Doctors want to kill cancer cells without hurting normal ones. This is a big challenge. Researchers at the University of Geneva built a tiny system made of synthetic DNA strands. The system can spot cancer cells and drop strong medicine right where it is needed.
Current targeted treatments, such as antibody‑drug conjugates, already send drugs straight to tumors. They help reduce side effects, but they have limits. Antibodies are big, so they cannot move easily inside a tumor, and they can carry only a small amount of drug.
Why DNA Can Help
DNA strands are much smaller than antibodies. This lets them travel through tumor tissue more freely. Scientists can also attach many different parts to a DNA strand, allowing the delivery of several drugs at once.
A Two‑Key Safety Lock
The new design uses several short DNA pieces. Some pieces stick to proteins that appear only on cancer cells. Another piece holds a toxic drug.
When a cell shows two specific cancer markers, the DNA pieces attach to both and join together. This starts a chain reaction that builds more DNA structures at that spot, releasing more medicine. If only one marker is present, nothing happens—just like a two‑factor password that needs both codes to work.

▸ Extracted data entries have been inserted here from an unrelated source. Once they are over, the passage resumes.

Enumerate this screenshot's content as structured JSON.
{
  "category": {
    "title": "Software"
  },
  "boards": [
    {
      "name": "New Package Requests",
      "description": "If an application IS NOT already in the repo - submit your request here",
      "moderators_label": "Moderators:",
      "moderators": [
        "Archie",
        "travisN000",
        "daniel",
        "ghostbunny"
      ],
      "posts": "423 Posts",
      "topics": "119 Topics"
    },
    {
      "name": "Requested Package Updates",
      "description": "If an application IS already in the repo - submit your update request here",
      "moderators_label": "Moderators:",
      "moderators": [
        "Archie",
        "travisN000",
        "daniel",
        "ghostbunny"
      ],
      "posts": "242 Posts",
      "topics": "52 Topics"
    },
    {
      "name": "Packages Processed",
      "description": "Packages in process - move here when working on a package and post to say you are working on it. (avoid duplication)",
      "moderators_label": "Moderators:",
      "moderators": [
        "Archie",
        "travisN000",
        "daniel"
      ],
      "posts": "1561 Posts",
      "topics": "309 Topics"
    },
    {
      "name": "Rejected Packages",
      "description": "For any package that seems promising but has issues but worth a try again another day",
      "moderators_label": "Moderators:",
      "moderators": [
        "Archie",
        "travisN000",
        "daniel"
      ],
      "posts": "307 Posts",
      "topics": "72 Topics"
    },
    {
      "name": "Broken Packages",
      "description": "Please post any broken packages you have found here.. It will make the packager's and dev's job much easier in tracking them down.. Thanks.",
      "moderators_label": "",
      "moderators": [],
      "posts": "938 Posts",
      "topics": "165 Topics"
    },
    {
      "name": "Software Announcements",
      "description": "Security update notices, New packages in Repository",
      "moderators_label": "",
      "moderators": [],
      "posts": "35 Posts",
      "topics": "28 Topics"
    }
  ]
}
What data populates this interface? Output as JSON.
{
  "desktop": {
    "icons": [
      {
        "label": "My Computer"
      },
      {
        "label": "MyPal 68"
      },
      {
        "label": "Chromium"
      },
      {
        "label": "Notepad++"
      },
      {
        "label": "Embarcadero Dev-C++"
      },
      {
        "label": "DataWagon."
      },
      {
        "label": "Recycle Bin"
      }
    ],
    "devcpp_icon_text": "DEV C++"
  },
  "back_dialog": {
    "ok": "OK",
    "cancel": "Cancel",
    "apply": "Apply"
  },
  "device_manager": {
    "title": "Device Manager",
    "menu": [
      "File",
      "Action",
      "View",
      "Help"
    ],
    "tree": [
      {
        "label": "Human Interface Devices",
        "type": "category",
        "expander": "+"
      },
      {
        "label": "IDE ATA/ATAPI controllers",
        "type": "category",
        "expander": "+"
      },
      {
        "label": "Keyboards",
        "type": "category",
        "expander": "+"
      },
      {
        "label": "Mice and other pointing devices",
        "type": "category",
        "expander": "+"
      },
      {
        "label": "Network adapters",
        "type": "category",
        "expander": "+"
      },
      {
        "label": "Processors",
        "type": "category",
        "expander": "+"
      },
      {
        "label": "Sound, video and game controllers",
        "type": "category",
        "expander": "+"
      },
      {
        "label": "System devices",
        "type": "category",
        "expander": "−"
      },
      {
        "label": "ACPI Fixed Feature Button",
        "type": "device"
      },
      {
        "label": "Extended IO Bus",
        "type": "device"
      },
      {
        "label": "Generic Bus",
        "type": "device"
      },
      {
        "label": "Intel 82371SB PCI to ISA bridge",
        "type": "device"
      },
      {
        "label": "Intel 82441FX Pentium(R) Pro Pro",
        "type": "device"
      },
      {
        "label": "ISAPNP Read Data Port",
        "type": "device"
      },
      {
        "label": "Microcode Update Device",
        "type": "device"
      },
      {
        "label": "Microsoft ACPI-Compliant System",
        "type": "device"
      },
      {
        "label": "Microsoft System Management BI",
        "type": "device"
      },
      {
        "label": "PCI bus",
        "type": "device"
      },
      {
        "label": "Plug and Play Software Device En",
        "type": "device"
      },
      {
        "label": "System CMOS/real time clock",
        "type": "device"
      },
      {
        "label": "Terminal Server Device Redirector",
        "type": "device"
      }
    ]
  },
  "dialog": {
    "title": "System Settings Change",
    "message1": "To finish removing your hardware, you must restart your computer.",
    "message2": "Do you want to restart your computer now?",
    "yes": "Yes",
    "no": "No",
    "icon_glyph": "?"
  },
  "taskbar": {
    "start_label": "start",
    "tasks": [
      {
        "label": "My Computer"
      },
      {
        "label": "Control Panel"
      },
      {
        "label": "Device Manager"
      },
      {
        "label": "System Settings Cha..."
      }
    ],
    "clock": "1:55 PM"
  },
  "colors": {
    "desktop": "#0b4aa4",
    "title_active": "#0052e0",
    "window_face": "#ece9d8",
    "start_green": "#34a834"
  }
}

Lab Tests Show Strong Selectivity
In lab experiments, the system correctly identified cancer cells with the right marker pair and delivered a powerful drug. Healthy cells nearby stayed unharmed. The researchers also showed they could load several drugs at once, which may help stop cancer cells from becoming resistant.
Logic Like a Computer
The DNA system works with simple logic gates, similar to the “AND” rule in computers. The drug becomes active only when both cancer markers are detected, making the treatment very selective.
Future Smart Medicines
Scientists hope to add more complex logic, creating medicines that can make decisions inside the body. Such “smart” drugs could adapt to each patient’s unique biology, improve effectiveness, and cut side effects. They are meant to help doctors, not replace them, and could change how we treat many diseases.
The work was funded by the Swiss National Science Foundation and builds on earlier research from the NCCR Chemical Biology program.